Confidence in the health of the Spanish property market went up a notch this week after housing prices were reported to have risen 4.2% on the year in May.
In data compiled by valuation firm Tinsa house values saw their largest improvement in May for eleven years, the best growth since the 2007 property boom.
Although prices are still some way below the peaks seen during the boom, they are significantly higher than the levels at which the market bottomed out in February 2015.
Most encouragingly, Tinsa observed solid improvements across the majority of the surveyed categories of housing location.
With values in regional capitals and other large cities rising 6.8% on the year and those on the Mediterranean coastline picking up 3.0%, the signs all point towards a healthier housing market.
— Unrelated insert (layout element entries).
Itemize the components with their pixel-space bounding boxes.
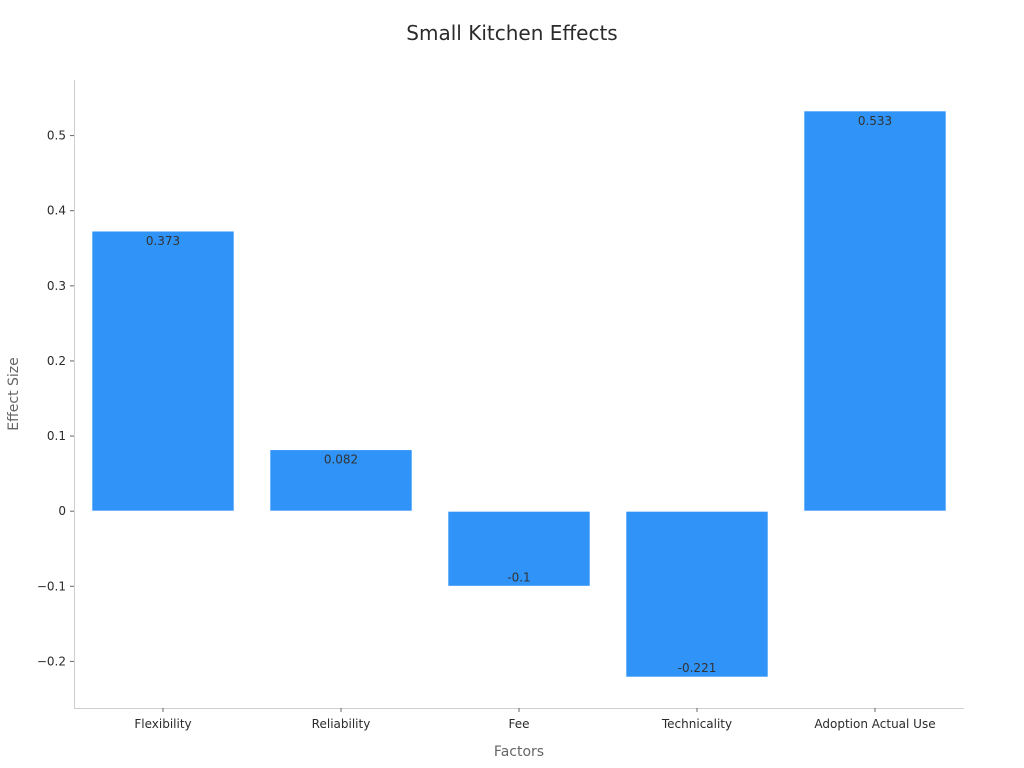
y-axis-ticks: −0.2 −0.1 0 0.1 0.2 0.3 0.4 0.5 [37, 129, 74, 668]
y-tick-label: 0.2 [47, 354, 66, 368]
bar-value-label: 0.082 [324, 453, 358, 467]
bar-value-label: -0.1 [507, 570, 530, 584]
y-tick-label: 0.4 [47, 204, 66, 218]
bar [91, 230, 235, 512]
y-tick-label: 0 [58, 504, 66, 518]
y-axis-title: Effect Size [6, 357, 22, 430]
bar-value-label: -0.221 [678, 661, 717, 675]
x-tick-label: Flexibility [134, 717, 191, 731]
bar-value-label: 0.533 [858, 114, 892, 128]
bar-value-label: 0.373 [146, 234, 180, 248]
bar [269, 449, 413, 512]
y-tick-label: 0.1 [47, 429, 66, 443]
bar [803, 110, 947, 512]
x-axis-ticks: Flexibility Reliability Fee Technicality Ado… [134, 708, 936, 731]
chart-title: Small Kitchen Effects [406, 21, 617, 45]
x-tick-label: Adoption Actual Use [814, 717, 935, 731]
x-tick-label: Technicality [661, 717, 732, 731]
x-axis-title: Factors [494, 744, 544, 760]
x-tick-label: Reliability [312, 717, 371, 731]
y-tick-label: 0.5 [47, 129, 66, 143]
y-tick-label: −0.1 [37, 579, 66, 593]
bar [447, 510, 591, 587]
x-tick-label: Fee [508, 717, 529, 731]
y-tick-label: −0.2 [37, 654, 66, 668]
bar-series: 0.373 0.082 -0.1 -0.221 0.533 [91, 110, 947, 678]
y-tick-label: 0.3 [47, 279, 66, 293]
bar [625, 510, 769, 678]
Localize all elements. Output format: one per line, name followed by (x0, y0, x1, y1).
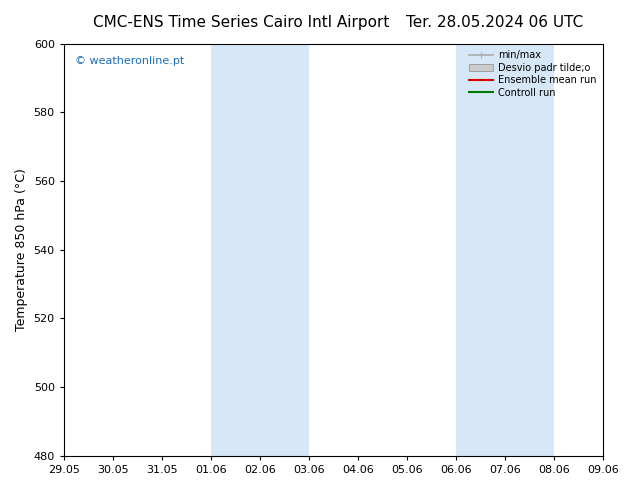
Bar (211, 44, 309, 456)
Text: Ter. 28.05.2024 06 UTC: Ter. 28.05.2024 06 UTC (406, 15, 583, 30)
Legend: min/max, Desvio padr tilde;o, Ensemble mean run, Controll run: min/max, Desvio padr tilde;o, Ensemble m… (467, 49, 598, 99)
Text: CMC-ENS Time Series Cairo Intl Airport: CMC-ENS Time Series Cairo Intl Airport (93, 15, 389, 30)
Y-axis label: Temperature 850 hPa (°C): Temperature 850 hPa (°C) (15, 168, 28, 331)
Text: © weatheronline.pt: © weatheronline.pt (75, 56, 184, 66)
Bar (456, 44, 554, 456)
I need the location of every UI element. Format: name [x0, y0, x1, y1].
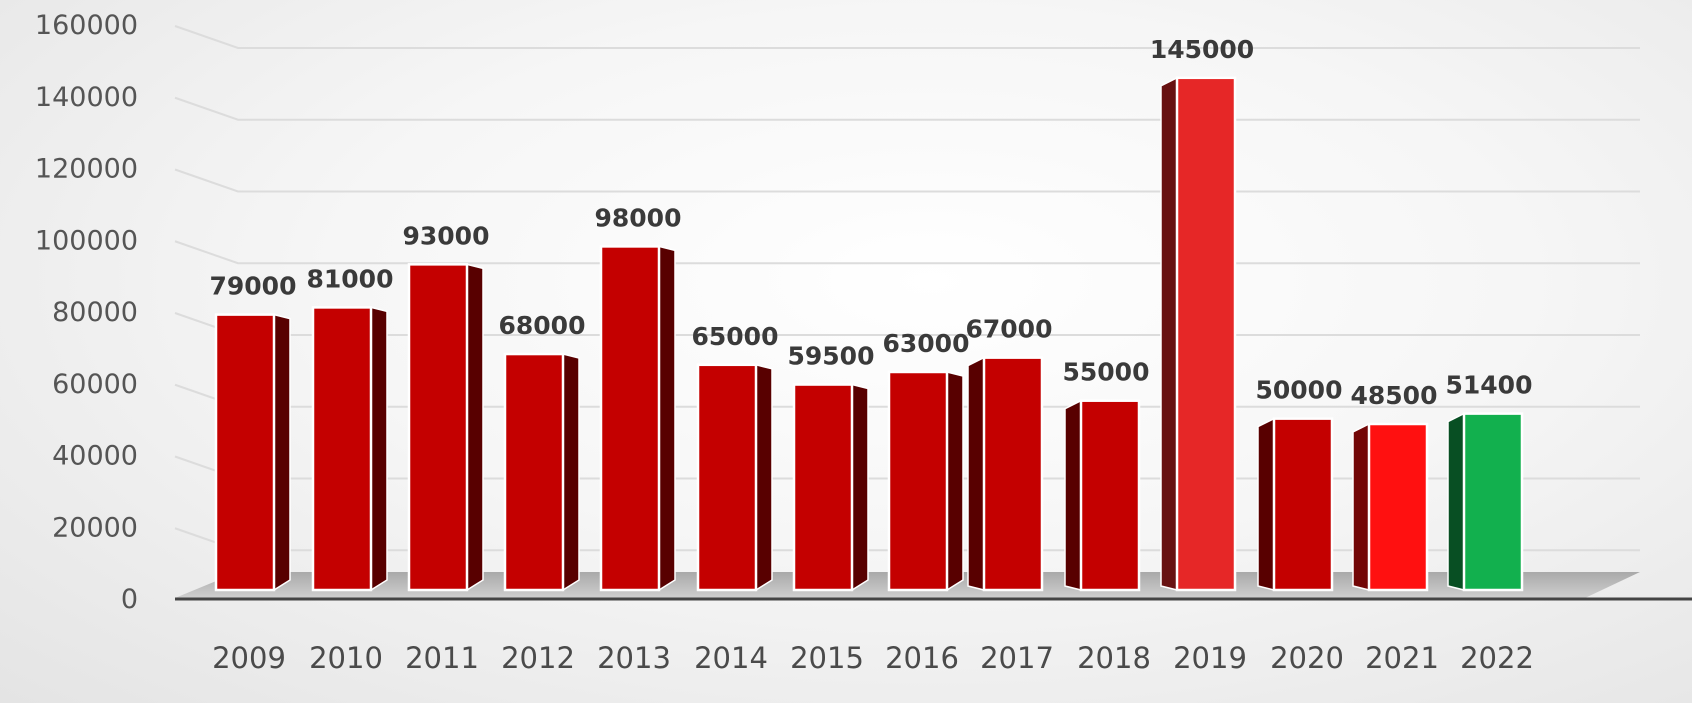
x-tick-label: 2014 [694, 641, 768, 675]
bar-2016 [887, 370, 964, 592]
data-label: 59500 [788, 342, 875, 371]
y-tick-label: 120000 [35, 154, 138, 185]
y-tick-label: 100000 [35, 225, 138, 256]
data-label: 67000 [966, 315, 1053, 344]
data-label: 51400 [1446, 371, 1533, 400]
data-label: 50000 [1256, 376, 1343, 405]
bar-2018 [1064, 399, 1141, 592]
bar-2021 [1352, 422, 1429, 592]
bar-2013 [599, 245, 676, 592]
x-tick-label: 2018 [1077, 641, 1151, 675]
bar-side [273, 313, 291, 592]
bar-side [851, 383, 869, 592]
x-tick-label: 2013 [597, 641, 671, 675]
bar-front [982, 356, 1044, 592]
data-label: 48500 [1351, 381, 1438, 410]
data-label: 81000 [307, 264, 394, 293]
bar-side [1064, 399, 1082, 591]
bar-series [214, 76, 1524, 592]
bar-2020 [1257, 417, 1334, 592]
gridline [174, 96, 1640, 121]
data-label: 79000 [210, 272, 297, 301]
bar-side [1257, 417, 1275, 591]
bar-2012 [503, 352, 580, 592]
bar-front [1272, 417, 1334, 592]
data-label: 98000 [595, 203, 682, 232]
bar-side [1447, 412, 1465, 591]
x-tick-label: 2021 [1365, 641, 1439, 675]
x-tick-label: 2011 [405, 641, 479, 675]
x-tick-label: 2016 [885, 641, 959, 675]
bar-front [696, 363, 758, 592]
data-label: 93000 [403, 221, 490, 250]
x-tick-label: 2010 [309, 641, 383, 675]
x-tick-label: 2019 [1173, 641, 1247, 675]
bar-front [1079, 399, 1141, 592]
y-tick-label: 40000 [52, 441, 138, 472]
y-tick-label: 60000 [52, 369, 138, 400]
bar-front [1367, 422, 1429, 592]
bar-2019 [1160, 76, 1237, 592]
bar-side [370, 306, 388, 592]
y-tick-label: 0 [121, 584, 138, 615]
x-tick-label: 2012 [501, 641, 575, 675]
bar-front [407, 263, 469, 592]
bar-side [755, 363, 773, 592]
bar-2009 [214, 313, 291, 592]
gridline [174, 168, 1640, 193]
bar-front [503, 352, 565, 592]
data-label: 145000 [1150, 35, 1254, 64]
bar-front [887, 370, 949, 592]
x-tick-label: 2020 [1270, 641, 1344, 675]
bar-side [658, 245, 676, 592]
bar-front [311, 306, 373, 592]
x-tick-label: 2017 [980, 641, 1054, 675]
bar-side [1160, 76, 1178, 591]
bar-front [792, 383, 854, 592]
bar-2010 [311, 306, 388, 592]
bar-side [967, 356, 985, 591]
x-tick-label: 2009 [212, 641, 286, 675]
y-tick-label: 140000 [35, 82, 138, 113]
data-label: 68000 [499, 311, 586, 340]
bar-side [1352, 422, 1370, 591]
x-axis: 2009 2010 2011 2012 2013 2014 2015 2016 2017 2018… [212, 641, 1534, 675]
bar-side [562, 353, 580, 592]
bar-front [214, 313, 276, 592]
bar-2015 [792, 383, 869, 592]
y-tick-label: 160000 [35, 10, 138, 41]
bar-front [599, 245, 661, 592]
y-tick-label: 80000 [52, 297, 138, 328]
gridline [174, 240, 1640, 265]
bar-2022 [1447, 412, 1524, 592]
x-tick-label: 2015 [790, 641, 864, 675]
data-labels: 79000 81000 93000 68000 98000 65000 59500 63000… [210, 35, 1533, 410]
data-label: 63000 [883, 329, 970, 358]
bar-side [466, 263, 484, 592]
gridline [174, 25, 1640, 49]
y-tick-label: 20000 [52, 512, 138, 543]
y-axis: 0 20000 40000 60000 80000 100000 120000 140000 1… [35, 10, 138, 615]
data-label: 55000 [1063, 358, 1150, 387]
x-tick-label: 2022 [1460, 641, 1534, 675]
bar-side [946, 371, 964, 592]
bar-front [1462, 412, 1524, 592]
bar-2014 [696, 363, 773, 592]
bar-front [1175, 76, 1237, 592]
bar-2017 [967, 356, 1044, 592]
data-label: 65000 [692, 322, 779, 351]
bar-2011 [407, 263, 484, 592]
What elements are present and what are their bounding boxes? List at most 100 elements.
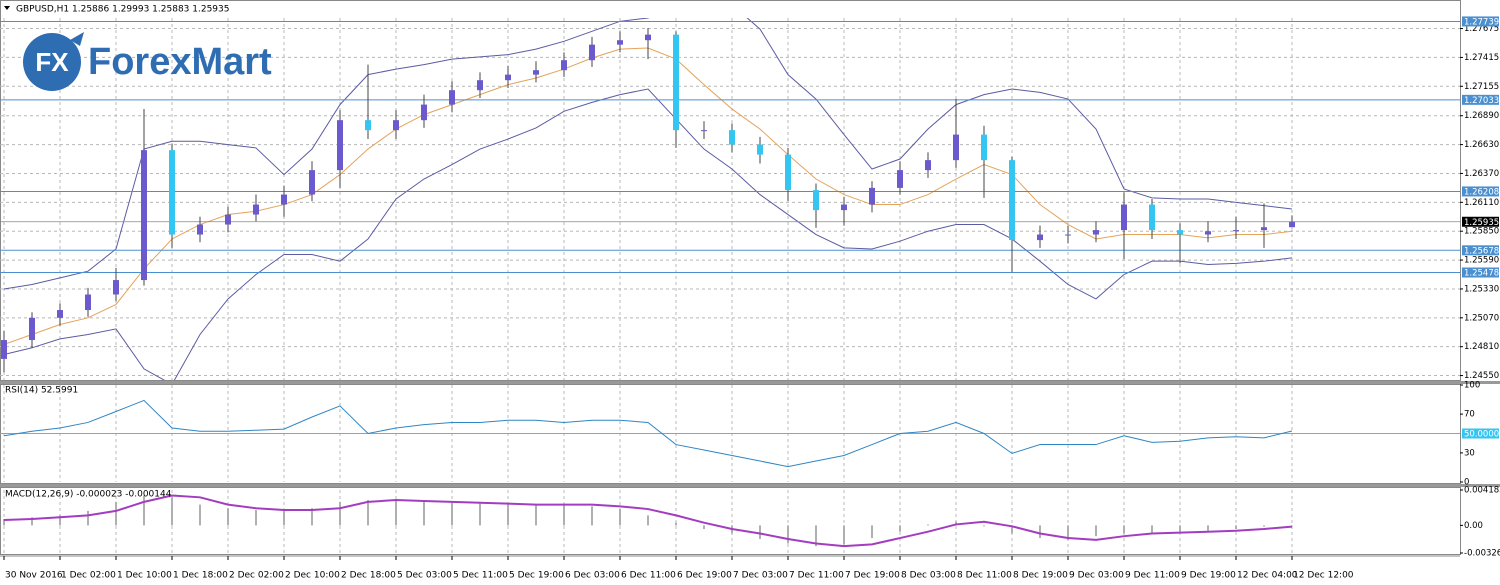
x-tick-label: 9 Dec 19:00 [1181, 571, 1236, 581]
y-tick-label: 1.26890 [1464, 111, 1499, 121]
macd-bar [395, 500, 397, 526]
candle-body [365, 120, 371, 131]
macd-bar [507, 504, 509, 526]
x-tick-label: 8 Dec 19:00 [1013, 571, 1068, 581]
macd-bar [1123, 525, 1125, 534]
candle-body [253, 204, 259, 215]
y-tick-label: 100 [1464, 381, 1480, 391]
y-tick-label: 1.24810 [1464, 342, 1499, 352]
x-tick-label: 12 Dec 04:00 [1237, 571, 1298, 581]
chart-title: GBPUSD,H1 1.25886 1.29993 1.25883 1.2593… [16, 5, 229, 15]
macd-bar [171, 497, 173, 526]
x-tick-label: 2 Dec 18:00 [341, 571, 396, 581]
macd-bar [815, 525, 817, 547]
macd-bar [1207, 525, 1209, 531]
x-tick-label: 30 Nov 2016 [5, 571, 63, 581]
candle-body [729, 130, 735, 145]
x-tick-label: 6 Dec 11:00 [621, 571, 676, 581]
candle-body [505, 74, 511, 81]
candle-body [1009, 160, 1015, 241]
macd-bar [423, 501, 425, 526]
macd-bar [199, 504, 201, 526]
macd-bar [227, 508, 229, 526]
macd-bar [59, 515, 61, 526]
price-line-box [1462, 94, 1499, 105]
x-tick-label: 5 Dec 03:00 [397, 571, 452, 581]
x-tick-label: 9 Dec 11:00 [1125, 571, 1180, 581]
panel-separator [0, 484, 1500, 487]
y-tick-label: -0.003269 [1464, 549, 1500, 559]
x-tick-label: 7 Dec 19:00 [845, 571, 900, 581]
price-line-box [1462, 16, 1499, 27]
macd-bar [703, 525, 705, 530]
panel-plot [0, 399, 1460, 468]
macd-bar [759, 525, 761, 539]
y-tick-label: 1.27155 [1464, 82, 1499, 92]
x-tick-label: 1 Dec 18:00 [173, 571, 228, 581]
macd-bar [843, 525, 845, 545]
y-tick-label: 70 [1464, 410, 1475, 420]
x-tick-label: 2 Dec 02:00 [229, 571, 284, 581]
price-line-box [1462, 267, 1499, 278]
x-tick-label: 7 Dec 03:00 [733, 571, 788, 581]
x-tick-label: 6 Dec 03:00 [565, 571, 620, 581]
macd-bar [255, 509, 257, 526]
macd-bar [451, 502, 453, 526]
macd-bar [367, 500, 369, 526]
y-tick-label: 1.26630 [1464, 140, 1499, 150]
macd-bar [535, 504, 537, 526]
candle-body [1121, 204, 1127, 231]
x-tick-label: 5 Dec 19:00 [509, 571, 564, 581]
candle-body [225, 214, 231, 225]
macd-bar [1095, 525, 1097, 537]
macd-bar [983, 525, 985, 527]
y-tick-label: 1.24550 [1464, 371, 1499, 381]
candle-body [1149, 204, 1155, 231]
macd-bar [591, 506, 593, 526]
watermark: FX ForexMart [23, 32, 272, 91]
price-line-box [1462, 245, 1499, 256]
macd-bar [1263, 525, 1265, 527]
candle-body [1177, 230, 1183, 235]
candle-body [449, 90, 455, 105]
x-tick-label: 8 Dec 03:00 [901, 571, 956, 581]
panel-separator [0, 381, 1500, 384]
candle-body [197, 224, 203, 235]
candle-body [813, 190, 819, 211]
macd-title: MACD(12,26,9) -0.000023 -0.000144 [5, 490, 172, 500]
candle-body [337, 120, 343, 171]
candle-body [169, 150, 175, 235]
candle-body [561, 60, 567, 71]
price-line-label: 1.25478 [1464, 269, 1499, 279]
candle-body [897, 170, 903, 188]
macd-bar [87, 510, 89, 526]
y-tick-label: 1.25070 [1464, 313, 1499, 323]
y-tick-label: 0 [1464, 478, 1469, 488]
y-tick-label: 1.26110 [1464, 198, 1499, 208]
candle-body [29, 317, 35, 341]
x-tick-label: 2 Dec 10:00 [285, 571, 340, 581]
macd-bar [675, 522, 677, 526]
candle-body [1289, 221, 1295, 228]
price-line-label: 1.27739 [1464, 17, 1499, 27]
macd-bar [1011, 525, 1013, 534]
macd-bar [563, 504, 565, 526]
level-label: 50.0000 [1464, 430, 1499, 440]
y-tick-label: 0.004185 [1464, 486, 1500, 496]
candle-body [141, 150, 147, 281]
candle-body [393, 120, 399, 131]
macd-bar [927, 524, 929, 526]
candle-body [533, 70, 539, 75]
candle-body [645, 34, 651, 41]
candle-body [785, 154, 791, 191]
candle-body [309, 170, 315, 195]
x-tick-label: 1 Dec 02:00 [61, 571, 116, 581]
candle-body [1093, 230, 1099, 235]
signal-line [3, 494, 1293, 548]
candle-body [1205, 231, 1211, 235]
logo-arrow [70, 32, 84, 46]
candle-body [113, 280, 119, 295]
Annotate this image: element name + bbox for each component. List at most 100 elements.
Observers are hopeful that this strong trend of growth is likely to continue in the coming months, pushing the market higher over the course of 2018.
As data for the first three months of the year points towards solid growth in both sales (up 12.1%) and mortgages (up 5.6%) the outlook of the housing market looks distinctly healthy at this juncture.
A rising number of building licences granted in February – the most recent reading – also paints an encouraging picture, with supply looking set to increase further over the months ahead.
This suggests that the construction sector is confident the Spanish property market will continue to pick up in the months ahead.
BBVA sounds confident note on property market outlook
Naturally, this sort of growth could give rise to fears of another property bubble forming, which could repeat the mistakes of last time.
However, analysts from BBVA are confident that the market is not in danger of falling into another boom-and-bust cycle in spite of the solid recent growth in property values.
There is confidence amongst investors that rising demand is likely to encourage the construction sector to continue building new properties to fulfil market demand.
As 2017 saw the number of properties on which construction was completed rise for the first time in nine years markets do not look set to face any particular scarcity in the months ahead.
A continued increase in property supply should offer support to the wider economy, limiting the risk of another crisis even as rising market demand continues to drive prices higher.
While this build up raises the spectre of another property bubble it is important to note that the current number of building licences being issued is still only around 10% of that seen during the height of the housing boom.
With supply and demand both on the up the prospect of another property glut and market collapse looks limited, provided the current trends hold.
Thus, even though BBVA analysts anticipate that the average property price will rise by roughly 5% this year, double the rate seen in 2017, an air of optimism remains.
Easing political turmoil paves the way for further Spanish property market gains
As a sense of political stability has also been restored in Spain by the ousting of former Prime Minister Mariano Rajoy most signs point towards the Spanish economy enjoying further expansion in the months ahead.
There are few concerns that the government’s shift to left will result in any major policy changes, at least for the time being.
With worries over Catalonia also having diminished since last year’s political crisis this is likely to limit any negative pressure on house prices.
All in all, the outlook for the Spanish property market appears relatively rosy, with all signs pointing towards prices picking up additional momentum throughout the remainder of the year.
As investors see little reason to fear political disruption, the potential for further price gains looks solid.